In Europe, and Russia, leaders await Trump era with bated breath
MOSCOW -- President-elect Donald Trump seemed to have offered a deal to Russia in remarks published over the weekend; nuclear disarmament in exchange for a lifting of U.S. sanctions against Moscow.
But Russia’s foreign minister has said that’s not how he read Mr.Trump’s words.
“I did not see there any deal to disarm in exchange for the lifting sanctions,” Sergey Lavrov said.
But as CBS News correspondent Elizabeth Palmer reports, Russia does expect to have a dialogue with the new administration on nuclear disarmament.
Lavrov also flatly denied rumours that there are already plans for an early Putin - Trump summit in Iceland, calling the idea “out of touch with reality.”
In Europe, Mr.
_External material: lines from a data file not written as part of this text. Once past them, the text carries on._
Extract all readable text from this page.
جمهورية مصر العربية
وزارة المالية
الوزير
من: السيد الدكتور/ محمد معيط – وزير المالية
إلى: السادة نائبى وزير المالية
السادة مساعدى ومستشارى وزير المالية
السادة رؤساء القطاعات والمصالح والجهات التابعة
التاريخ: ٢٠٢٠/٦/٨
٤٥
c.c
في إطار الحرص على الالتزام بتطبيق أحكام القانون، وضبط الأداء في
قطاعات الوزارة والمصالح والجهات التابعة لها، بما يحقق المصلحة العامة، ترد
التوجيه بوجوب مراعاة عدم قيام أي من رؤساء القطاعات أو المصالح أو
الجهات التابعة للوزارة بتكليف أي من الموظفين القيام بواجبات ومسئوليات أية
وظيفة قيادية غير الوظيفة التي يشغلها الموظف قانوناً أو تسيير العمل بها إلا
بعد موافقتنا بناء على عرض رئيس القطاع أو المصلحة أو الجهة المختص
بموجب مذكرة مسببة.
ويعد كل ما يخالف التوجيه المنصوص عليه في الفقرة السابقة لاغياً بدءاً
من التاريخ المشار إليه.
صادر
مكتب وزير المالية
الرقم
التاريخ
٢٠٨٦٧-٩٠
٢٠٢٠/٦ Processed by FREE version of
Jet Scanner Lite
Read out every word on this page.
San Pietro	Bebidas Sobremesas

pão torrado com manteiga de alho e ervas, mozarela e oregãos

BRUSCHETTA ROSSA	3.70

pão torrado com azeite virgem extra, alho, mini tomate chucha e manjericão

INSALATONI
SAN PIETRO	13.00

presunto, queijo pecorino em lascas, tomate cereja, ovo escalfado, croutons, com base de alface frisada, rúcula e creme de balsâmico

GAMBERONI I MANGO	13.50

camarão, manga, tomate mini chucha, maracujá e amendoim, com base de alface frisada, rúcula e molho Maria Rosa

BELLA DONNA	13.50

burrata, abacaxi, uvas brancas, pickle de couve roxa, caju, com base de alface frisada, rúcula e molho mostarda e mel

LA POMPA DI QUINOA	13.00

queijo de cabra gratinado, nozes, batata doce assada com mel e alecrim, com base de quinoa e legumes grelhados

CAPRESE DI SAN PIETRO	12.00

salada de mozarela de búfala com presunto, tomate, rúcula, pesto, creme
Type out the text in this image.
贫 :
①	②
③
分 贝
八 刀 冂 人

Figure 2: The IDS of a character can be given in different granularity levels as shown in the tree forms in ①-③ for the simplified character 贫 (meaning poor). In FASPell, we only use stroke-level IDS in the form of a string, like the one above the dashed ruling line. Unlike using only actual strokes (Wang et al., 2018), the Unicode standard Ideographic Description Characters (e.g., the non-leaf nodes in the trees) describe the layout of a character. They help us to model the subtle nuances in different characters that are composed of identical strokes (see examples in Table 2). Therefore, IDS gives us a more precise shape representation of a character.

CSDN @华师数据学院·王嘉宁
Trump’s comments in the interview with the Times of London ruffled many political feathers --particularly his prediction that the European Union is likely to lose more members after Britain’s vote to “Brexit.”
Singling out German Chancellor Angela Merkel, Mr. Trump said she had made a catastrophic mistake in allowing so many refugees into the country.
Merkel’s response was diplomatic: “I think that we Europeans have our destiny in our own hands,” she said, adding that Germany would work with the new American president once he takes office.
President Francois Hollande of France pushed back a little harder, however, saying Europe has “no need” for outside advice to tell it what to do.
Overall, European leaders are holding back -- waiting to see beyond Mr. Trump’s words, to his actions as president.